Efficacité de l’ethosuximide dans le syndrome de l’intestin irritable

Position du problème

Le syndrome de l'intestin irritable est une pathologie très fréquente (> 4% de la population), qui entraine un coût de santé important et ayant un retentissement majeur sur la qualité de vie. La douleur est LE symptôme cardinal selon les critères de Rome IV. Peu de médicaments sont efficaces pour soulager la douleur chronique. Des travaux traitant du SII se sont intéressés au rôles des canaux Ca2+ de type T dans la douleur. Cette étude avait pour but d'évaluer l'efficacité et la tolérance de l'ethosuximide, anti épileptique chez l'enfant, bloqueur de ces canaux, chez les patients ayant un SII.

Méthode

Cet essai multicentrique, randomisé, contrôlé vs placebo, en double aveugle a inclus des patients atteints de SII avec des douleurs abdominales modérées à sévères. L'effet de l'ethosuximide (2.5 à 10 ml/j en titration : doses moindres par rapport à celles utilisées dans l'épilepsie) a été comparé à celui du placebo pendant 12 semaines.

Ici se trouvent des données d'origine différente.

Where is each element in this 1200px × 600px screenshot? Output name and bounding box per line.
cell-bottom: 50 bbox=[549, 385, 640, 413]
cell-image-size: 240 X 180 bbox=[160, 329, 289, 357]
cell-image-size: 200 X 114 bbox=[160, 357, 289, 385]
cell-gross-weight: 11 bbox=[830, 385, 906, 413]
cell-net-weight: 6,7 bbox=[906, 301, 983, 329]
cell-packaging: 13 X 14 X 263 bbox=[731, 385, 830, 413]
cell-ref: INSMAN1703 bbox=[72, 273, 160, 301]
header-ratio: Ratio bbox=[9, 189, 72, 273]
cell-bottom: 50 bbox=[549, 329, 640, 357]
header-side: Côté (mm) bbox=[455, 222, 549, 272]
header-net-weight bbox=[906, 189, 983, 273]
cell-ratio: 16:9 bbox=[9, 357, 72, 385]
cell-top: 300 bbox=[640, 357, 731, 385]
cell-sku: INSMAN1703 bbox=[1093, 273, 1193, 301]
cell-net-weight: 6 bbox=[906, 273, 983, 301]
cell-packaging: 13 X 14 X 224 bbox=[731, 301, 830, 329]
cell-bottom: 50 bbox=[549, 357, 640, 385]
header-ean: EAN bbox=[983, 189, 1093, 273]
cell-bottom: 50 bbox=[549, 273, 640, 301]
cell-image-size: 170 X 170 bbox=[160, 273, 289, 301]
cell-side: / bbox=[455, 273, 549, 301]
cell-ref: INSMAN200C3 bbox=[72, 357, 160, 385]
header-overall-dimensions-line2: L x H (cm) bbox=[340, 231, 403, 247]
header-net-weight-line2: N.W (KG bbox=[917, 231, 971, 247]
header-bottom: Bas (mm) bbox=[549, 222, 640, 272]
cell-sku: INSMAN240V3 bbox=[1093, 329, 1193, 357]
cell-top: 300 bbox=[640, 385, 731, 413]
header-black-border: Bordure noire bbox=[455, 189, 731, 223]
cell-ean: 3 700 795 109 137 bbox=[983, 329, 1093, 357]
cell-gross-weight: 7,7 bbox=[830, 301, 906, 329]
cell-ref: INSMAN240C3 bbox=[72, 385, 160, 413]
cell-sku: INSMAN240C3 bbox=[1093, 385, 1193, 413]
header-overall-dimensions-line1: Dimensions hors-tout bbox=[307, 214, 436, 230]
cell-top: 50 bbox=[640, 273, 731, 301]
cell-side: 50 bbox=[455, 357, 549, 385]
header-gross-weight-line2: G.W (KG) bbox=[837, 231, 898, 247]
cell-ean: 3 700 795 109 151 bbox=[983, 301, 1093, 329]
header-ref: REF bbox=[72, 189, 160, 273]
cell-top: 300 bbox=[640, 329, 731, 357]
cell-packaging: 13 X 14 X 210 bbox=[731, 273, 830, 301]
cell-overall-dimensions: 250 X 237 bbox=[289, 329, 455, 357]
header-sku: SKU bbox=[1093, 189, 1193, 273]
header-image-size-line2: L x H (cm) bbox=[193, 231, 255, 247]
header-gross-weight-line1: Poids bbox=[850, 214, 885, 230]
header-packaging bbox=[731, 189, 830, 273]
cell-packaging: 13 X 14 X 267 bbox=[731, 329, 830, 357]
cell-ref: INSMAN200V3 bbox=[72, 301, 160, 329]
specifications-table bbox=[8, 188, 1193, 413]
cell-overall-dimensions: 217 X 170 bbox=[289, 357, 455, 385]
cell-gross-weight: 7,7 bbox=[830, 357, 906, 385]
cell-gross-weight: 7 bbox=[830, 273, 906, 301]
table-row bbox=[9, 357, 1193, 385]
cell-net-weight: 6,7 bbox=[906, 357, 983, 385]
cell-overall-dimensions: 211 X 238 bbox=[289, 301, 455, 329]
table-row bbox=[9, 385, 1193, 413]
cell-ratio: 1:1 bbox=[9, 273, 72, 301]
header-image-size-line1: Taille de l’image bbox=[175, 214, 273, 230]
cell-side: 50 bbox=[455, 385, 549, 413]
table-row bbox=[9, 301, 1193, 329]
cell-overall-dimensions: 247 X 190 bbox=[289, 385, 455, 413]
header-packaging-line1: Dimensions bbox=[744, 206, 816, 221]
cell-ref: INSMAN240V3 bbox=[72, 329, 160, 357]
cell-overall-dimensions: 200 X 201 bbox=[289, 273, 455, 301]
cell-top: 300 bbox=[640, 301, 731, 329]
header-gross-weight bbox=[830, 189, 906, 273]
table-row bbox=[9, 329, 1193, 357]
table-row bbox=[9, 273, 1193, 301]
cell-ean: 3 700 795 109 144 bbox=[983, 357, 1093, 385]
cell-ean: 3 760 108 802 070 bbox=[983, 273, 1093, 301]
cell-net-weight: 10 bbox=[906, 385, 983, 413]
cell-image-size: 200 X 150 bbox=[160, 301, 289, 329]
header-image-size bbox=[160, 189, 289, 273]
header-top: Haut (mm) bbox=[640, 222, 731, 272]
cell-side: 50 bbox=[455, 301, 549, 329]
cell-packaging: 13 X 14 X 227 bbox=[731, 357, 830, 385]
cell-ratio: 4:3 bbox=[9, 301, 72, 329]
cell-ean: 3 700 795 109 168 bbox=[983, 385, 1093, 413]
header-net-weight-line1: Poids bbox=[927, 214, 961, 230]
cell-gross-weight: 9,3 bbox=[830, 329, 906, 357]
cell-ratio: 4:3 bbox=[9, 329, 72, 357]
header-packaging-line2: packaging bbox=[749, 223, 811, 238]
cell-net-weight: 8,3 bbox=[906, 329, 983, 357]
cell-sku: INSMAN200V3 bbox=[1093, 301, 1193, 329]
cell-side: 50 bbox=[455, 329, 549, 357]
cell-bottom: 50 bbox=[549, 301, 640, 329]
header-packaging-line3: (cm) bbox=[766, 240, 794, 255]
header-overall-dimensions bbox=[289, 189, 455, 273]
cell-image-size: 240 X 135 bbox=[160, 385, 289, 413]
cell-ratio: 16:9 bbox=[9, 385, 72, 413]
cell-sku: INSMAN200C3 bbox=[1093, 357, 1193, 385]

Le critère de jugement principal était le % de répondeurs avec une douleur réduite d'au moins 30% et un score de soulagement global > 4/5 à 12 semaines. Les critères de jugement secondaires étaient la tolérance, la sévérité des symptômes et la qualité de vie.

Résultat

124 patients ont été randomisés entre 2018 et 2022. Concernant l'efficacité, il n'existait pas de différence significative entre les 2 groupes en analyse en intention de traiter. Toutefois, une différence significative a été observée entre ces 2 groupes en analyse per protocole avec un % de répondeurs plus élevé dans le groupe ethosuximide. Concernant la tolérance, près d'un quart des patients traités avaient arrêté le traitement en raison d'effets indésirables essentiellement bénins.

Conclusion

Cette étude n'a pas démontré l'efficacité de l'ethosuximide sur les douleurs des patients souffrant de SII. Cependant, la place de l'ethosuximide pourrait être étudiée chez des patients en échec des neuromodulateurs classiques comme l'amitryptiline.